Stroke, Chiropractic, and the Annals of Internal Medicine

Chiropractic care and the risk of having a stroke. Is there a link? Or is it fake news?

Earlier this year, the Annals of Internal Medicine released a new research review which set to examine any possible link between cervical artery dissection (stroke) and chiropractic adjustments (spinal manipulation).

They also released a risk assessment strategy for all clinicians and doctors to use when examining patients who may be presenting with stroke-like signs and symptoms.

The paper, "A risk-benefit assessment strategy to exclude cervical artery dissection in manual spinal therapy: A comprehensive review," looked back at all of the literature around stroke and manual adjustments or manipulation. They found no direct causation between getting an adjustment and having a stroke. There's never been any literature to support causation.
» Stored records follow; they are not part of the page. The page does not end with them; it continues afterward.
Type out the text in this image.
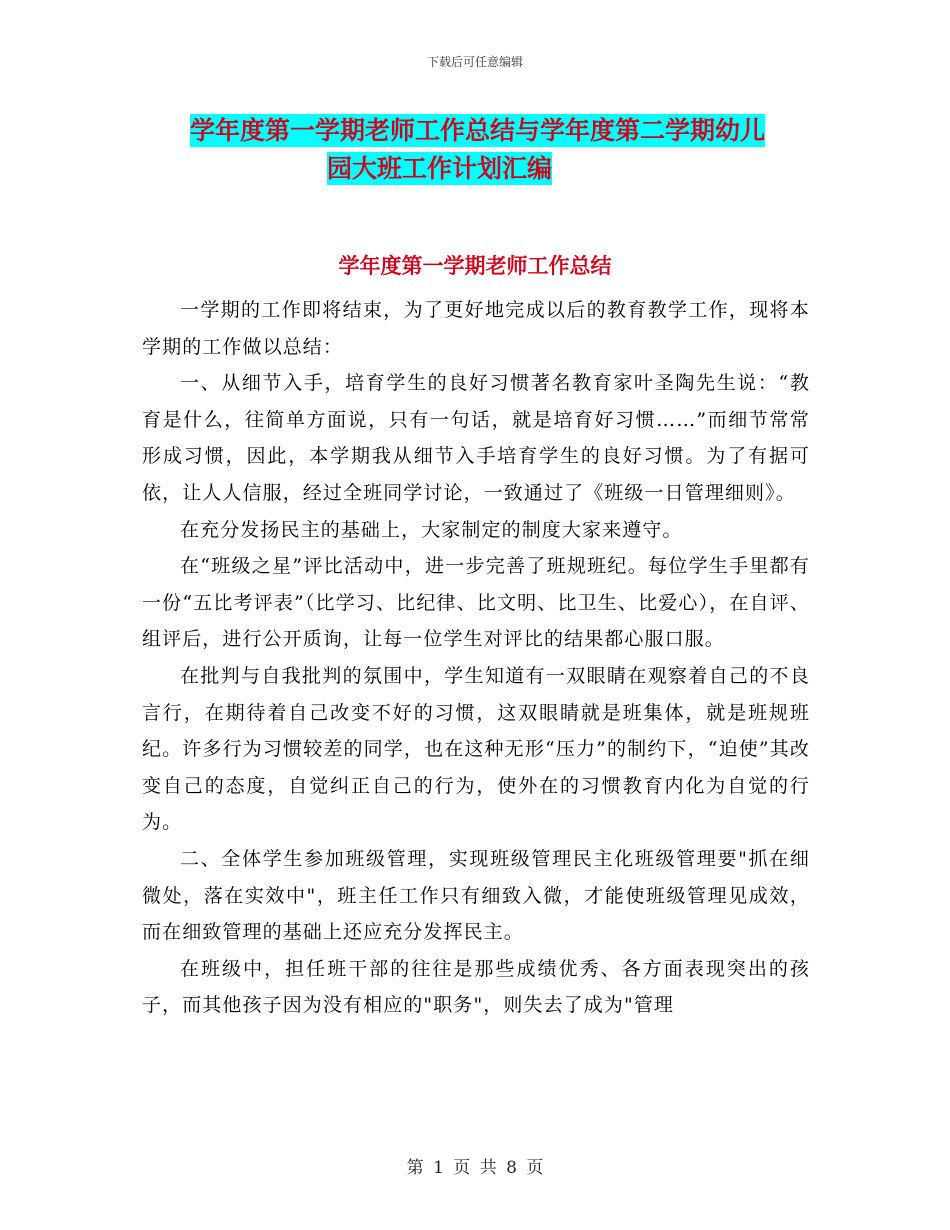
下载后可任意编辑
学年度第一学期老师工作总结与学年度第二学期幼儿
园大班工作计划汇编
学年度第一学期老师工作总结

一学期的工作即将结束，为了更好地完成以后的教育教学工作，现将本学期的工作做以总结：

一、从细节入手，培育学生的良好习惯著名教育家叶圣陶先生说：“教育是什么，往简单方面说，只有一句话，就是培育好习惯……”而细节常常形成习惯，因此，本学期我从细节入手培育学生的良好习惯。为了有据可依，让人人信服，经过全班同学讨论，一致通过了《班级一日管理细则》。

在充分发扬民主的基础上，大家制定的制度大家来遵守。

在“班级之星”评比活动中，进一步完善了班规班纪。每位学生手里都有一份“五比考评表”（比学习、比纪律、比文明、比卫生、比爱心），在自评、组评后，进行公开质询，让每一位学生对评比的结果都心服口服。

在批判与自我批判的氛围中，学生知道有一双眼睛在观察着自己的不良言行，在期待着自己改变不好的习惯，这双眼睛就是班集体，就是班规班纪。许多行为习惯较差的同学，也在这种无形“压力”的制约下，“迫使”其改变自己的态度，自觉纠正自己的行为，使外在的习惯教育内化为自觉的行为。

二、全体学生参加班级管理，实现班级管理民主化班级管理要"抓在细微处，落在实效中"，班主任工作只有细致入微，才能使班级管理见成效，而在细致管理的基础上还应充分发挥民主。

在班级中，担任班干部的往往是那些成绩优秀、各方面表现突出的孩子，而其他孩子因为没有相应的"职务"，则失去了成为"管理

第 1 页 共 8 页
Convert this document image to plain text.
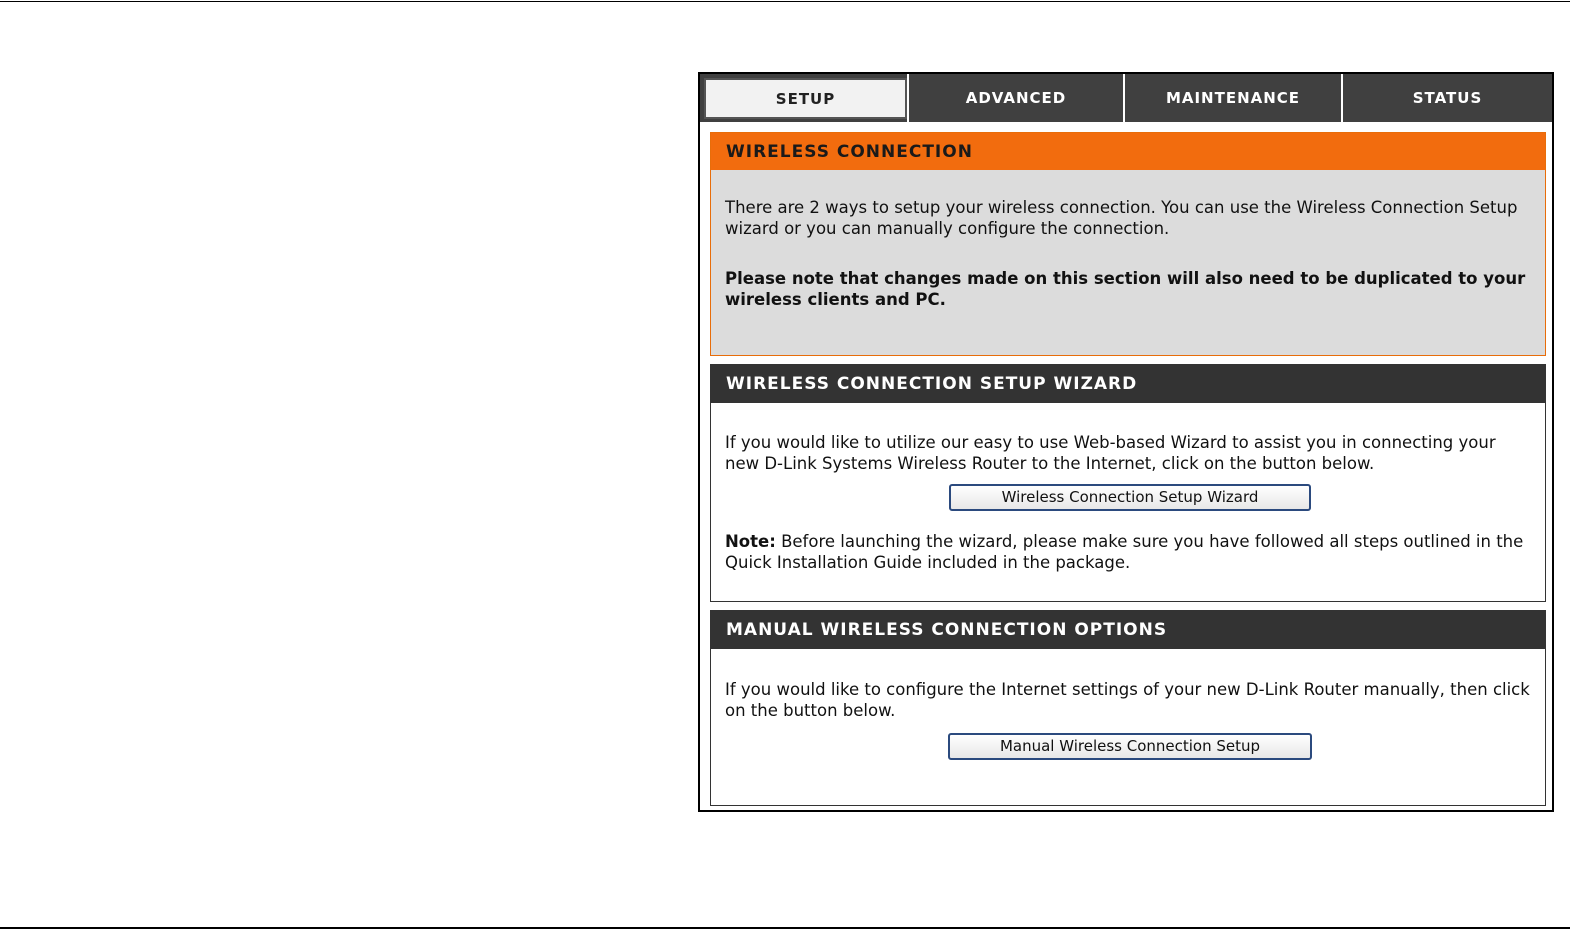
SETUP	ADVANCED	MAINTENANCE	STATUS
WIRELESS CONNECTION

There are 2 ways to setup your wireless connection. You can use the Wireless Connection Setup wizard or you can manually configure the connection.

Please note that changes made on this section will also need to be duplicated to your wireless clients and PC.

WIRELESS CONNECTION SETUP WIZARD

If you would like to utilize our easy to use Web-based Wizard to assist you in connecting your new D-Link Systems Wireless Router to the Internet, click on the button below.

Wireless Connection Setup Wizard

Note: Before launching the wizard, please make sure you have followed all steps outlined in the Quick Installation Guide included in the package.

MANUAL WIRELESS CONNECTION OPTIONS

If you would like to configure the Internet settings of your new D-Link Router manually, then click on the button below.

Manual Wireless Connection Setup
Why is there so much confusion?

The researchers believe it may start with the patients presenting symptoms. The symptoms that cause many people to visit a chiropractor, a physiotherapist or medical doctor (neck pain, headache, etc.) are also some of the most common symptoms associated with a stroke in progress. So how can you tell the difference?

Let's take it from the top.

A cervical artery dissection occurs when a tear in the internal carotid or vertebral artery results in an intradural hematoma, aneurysm, or dilation. The incidence of cervical artery dissection is very low at less than 3/100,000 people per year.

There isn't a practicing chiropractor that hasn't been asked about the possible link between stroke and adjustments. Why? It's believed that historical case reports from neurologists may be a primary factor. In the past, they have produced a majority of reports which attempt to "prove" an adjustment caused a stroke. However, these case reports are highly subjective, have never been able to prove causation, and contain none of the data needed to show a link between the adjustment and the stroke.

I don't believe it's because neurologists don't like chiropractors, but these case reports (which are extremely rare) are very sensational and often are picked up by news organizations and discussed as if it was a randomized clinical trial.

Previous research has shown that the probability of a stroke is the same if you see a chiropractor or a primary care doctor. As such, there's no established causation between cervical spine manipulation and an increased risk of a cervical artery dissection.

Here are a few key findings from this paper:

"The World Health Organization regards manual mobilization and or spinal manipulative treatment conducted by chiropractors to be a safe and effective treatment with few mild transient effects."
"several extensive cohort studies and meta-analysis have found no excess risk of CAD, resulting in secondary ischemic stroke for chiropractics empty compared to primary care follow up."
"History taking, especially regarding the time of symptom onset is the single most important factor for detecting subtle symptoms of a CAD."

As we continue to understand more about identifying a potential cervical artery dissection, it seems as though a thorough history is critical, as it is often early misdiagnosis at the centre of this condition.

Chiropractors, GPs, and orthopaedic specialists all learn a variety of orthopaedic tests to be used as a screening tool for CAD. Unfortunately, these orthopaedic tests are not very reliable or sensitive. The latest literature indicates that using history taking assessment tool may be a much better option than these antiquated tests to determine CAD.

The assessment begins with classifying environmental risks and inherited risks. A few examples of environmental risks would be a recent acute infection, vitamin deficiency, low body mass index, low cholesterol, or smoking. Examples of inherited risks are a medical history of arterial anomalies, fibromuscular dysplasia, connective tissue disorders, etc.

This assessment strategy is a fantastic tool because it can be used as a step-by-step guide to identify patients at risk and make better medical decisions.